Embryonic development is orchestrated by relatively few conserved core developmental signaling pathways that are used reiteratively to grow, specify and shape all tissues in the body into their final functional forms. The Wnt5a signaling pathway is necessary to shape and extend various tissues during morphogenesis, but how Wnt5a signals within cells has long remained unclear and controversial.

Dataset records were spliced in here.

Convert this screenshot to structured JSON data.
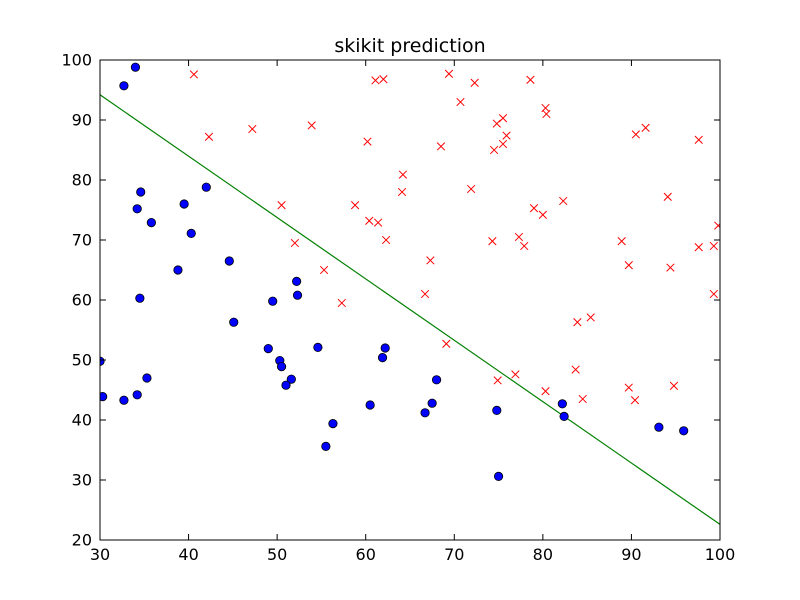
{
  "chart_data": {
    "type": "scatter",
    "title": "skikit prediction",
    "xlabel": "",
    "ylabel": "",
    "xlim": [
      30,
      100
    ],
    "ylim": [
      20,
      100
    ],
    "x_ticks": [
      30,
      40,
      50,
      60,
      70,
      80,
      90,
      100
    ],
    "y_ticks": [
      20,
      30,
      40,
      50,
      60,
      70,
      80,
      90,
      100
    ],
    "grid": false,
    "colors": {
      "class0": "#0000ff",
      "class1": "#ff0000",
      "boundary": "#008000"
    },
    "series": [
      {
        "marker": "circle",
        "points": [
          [
            34.0,
            98.8
          ],
          [
            32.7,
            95.7
          ],
          [
            42.0,
            78.8
          ],
          [
            34.6,
            78.0
          ],
          [
            39.5,
            76.0
          ],
          [
            34.2,
            75.2
          ],
          [
            35.8,
            72.9
          ],
          [
            40.3,
            71.1
          ],
          [
            44.6,
            66.5
          ],
          [
            38.8,
            65.0
          ],
          [
            52.2,
            63.1
          ],
          [
            52.3,
            60.8
          ],
          [
            34.5,
            60.3
          ],
          [
            49.5,
            59.8
          ],
          [
            45.1,
            56.3
          ],
          [
            30.0,
            49.8
          ],
          [
            49.0,
            51.9
          ],
          [
            54.6,
            52.1
          ],
          [
            62.2,
            52.0
          ],
          [
            61.9,
            50.4
          ],
          [
            50.3,
            49.9
          ],
          [
            50.5,
            48.9
          ],
          [
            35.3,
            47.0
          ],
          [
            51.6,
            46.8
          ],
          [
            51.0,
            45.8
          ],
          [
            68.0,
            46.7
          ],
          [
            30.3,
            43.9
          ],
          [
            32.7,
            43.3
          ],
          [
            34.2,
            44.2
          ],
          [
            60.5,
            42.5
          ],
          [
            67.5,
            42.8
          ],
          [
            82.2,
            42.7
          ],
          [
            66.7,
            41.2
          ],
          [
            74.8,
            41.6
          ],
          [
            82.4,
            40.6
          ],
          [
            56.3,
            39.4
          ],
          [
            93.1,
            38.8
          ],
          [
            95.9,
            38.2
          ],
          [
            55.5,
            35.6
          ],
          [
            75.0,
            30.6
          ]
        ]
      },
      {
        "marker": "x",
        "points": [
          [
            40.6,
            97.6
          ],
          [
            69.4,
            97.7
          ],
          [
            61.1,
            96.6
          ],
          [
            62.0,
            96.8
          ],
          [
            72.3,
            96.2
          ],
          [
            78.6,
            96.7
          ],
          [
            80.3,
            92.0
          ],
          [
            80.4,
            91.0
          ],
          [
            70.7,
            93.0
          ],
          [
            75.5,
            90.3
          ],
          [
            74.8,
            89.4
          ],
          [
            47.2,
            88.5
          ],
          [
            53.9,
            89.1
          ],
          [
            91.6,
            88.7
          ],
          [
            90.5,
            87.6
          ],
          [
            97.6,
            86.7
          ],
          [
            42.3,
            87.2
          ],
          [
            60.2,
            86.4
          ],
          [
            75.9,
            87.4
          ],
          [
            75.5,
            86.0
          ],
          [
            68.5,
            85.6
          ],
          [
            74.5,
            85.0
          ],
          [
            64.2,
            80.9
          ],
          [
            64.1,
            78.0
          ],
          [
            71.9,
            78.5
          ],
          [
            94.1,
            77.2
          ],
          [
            82.3,
            76.5
          ],
          [
            50.5,
            75.8
          ],
          [
            58.8,
            75.8
          ],
          [
            79.0,
            75.3
          ],
          [
            80.0,
            74.2
          ],
          [
            60.4,
            73.2
          ],
          [
            61.4,
            72.9
          ],
          [
            99.8,
            72.4
          ],
          [
            62.3,
            70.0
          ],
          [
            74.3,
            69.8
          ],
          [
            52.0,
            69.5
          ],
          [
            77.3,
            70.5
          ],
          [
            77.9,
            69.0
          ],
          [
            88.9,
            69.8
          ],
          [
            97.6,
            68.8
          ],
          [
            99.3,
            69.0
          ],
          [
            67.3,
            66.6
          ],
          [
            89.7,
            65.8
          ],
          [
            94.4,
            65.4
          ],
          [
            55.3,
            65.0
          ],
          [
            66.7,
            61.0
          ],
          [
            99.3,
            61.0
          ],
          [
            57.3,
            59.5
          ],
          [
            85.4,
            57.1
          ],
          [
            83.9,
            56.3
          ],
          [
            69.1,
            52.7
          ],
          [
            83.7,
            48.4
          ],
          [
            76.9,
            47.6
          ],
          [
            74.9,
            46.6
          ],
          [
            89.7,
            45.4
          ],
          [
            94.8,
            45.7
          ],
          [
            80.3,
            44.8
          ],
          [
            90.4,
            43.3
          ],
          [
            84.5,
            43.5
          ]
        ]
      }
    ],
    "decision_boundary": {
      "x": [
        30,
        100
      ],
      "y": [
        94.2,
        22.6
      ]
    }
  }
}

Through loss-of-function experiments in mice, we demonstrate that the Ror family of receptors mediates Wnt5a-dependent processes in vivo at multiple stages of embryonic development. Of previously proposed mediators of Wnt5a-Ror signaling, we identify Dishevelled phosphorylation, but not the inhibition of β-catenin-dependent transcription or the activation of the JNK pathway, as a physiological target of Wnt5a-Ror signaling. To further understand the molecular mechanisms underlying Wnt5a-Ror function, we performed a proteomic mass spectrometry screen to identify additional mediators of the Wnt5a-Ror pathway. This screen led to the discovery that Kif26b, an atypical and largely uncharacterized member of the kinesin superfamily, is part of an evolutionarily conserved signaling cassette with Wnt5a and Ror proteins during embryonic development. Interestingly, we found that Kif26b protein exhibits a polarized subcellular localization at the trailing edge of cultured mesenchymal cells and functions to promote the migration of these cells. Wnt5a triggers the degradation of Kif26b by a proteasome-dependent mechanism and negatively regulates cell migration in a Kif26b- dependent manner. Together, these findings identify a new noncanonical Wnt5a-Ror-Kif26b signaling pathway that links extracellular signaling to cytoskeletal changes that influences the movement, polarity and shape of developing tissues, and pathological situations where this signaling may be dysregulated.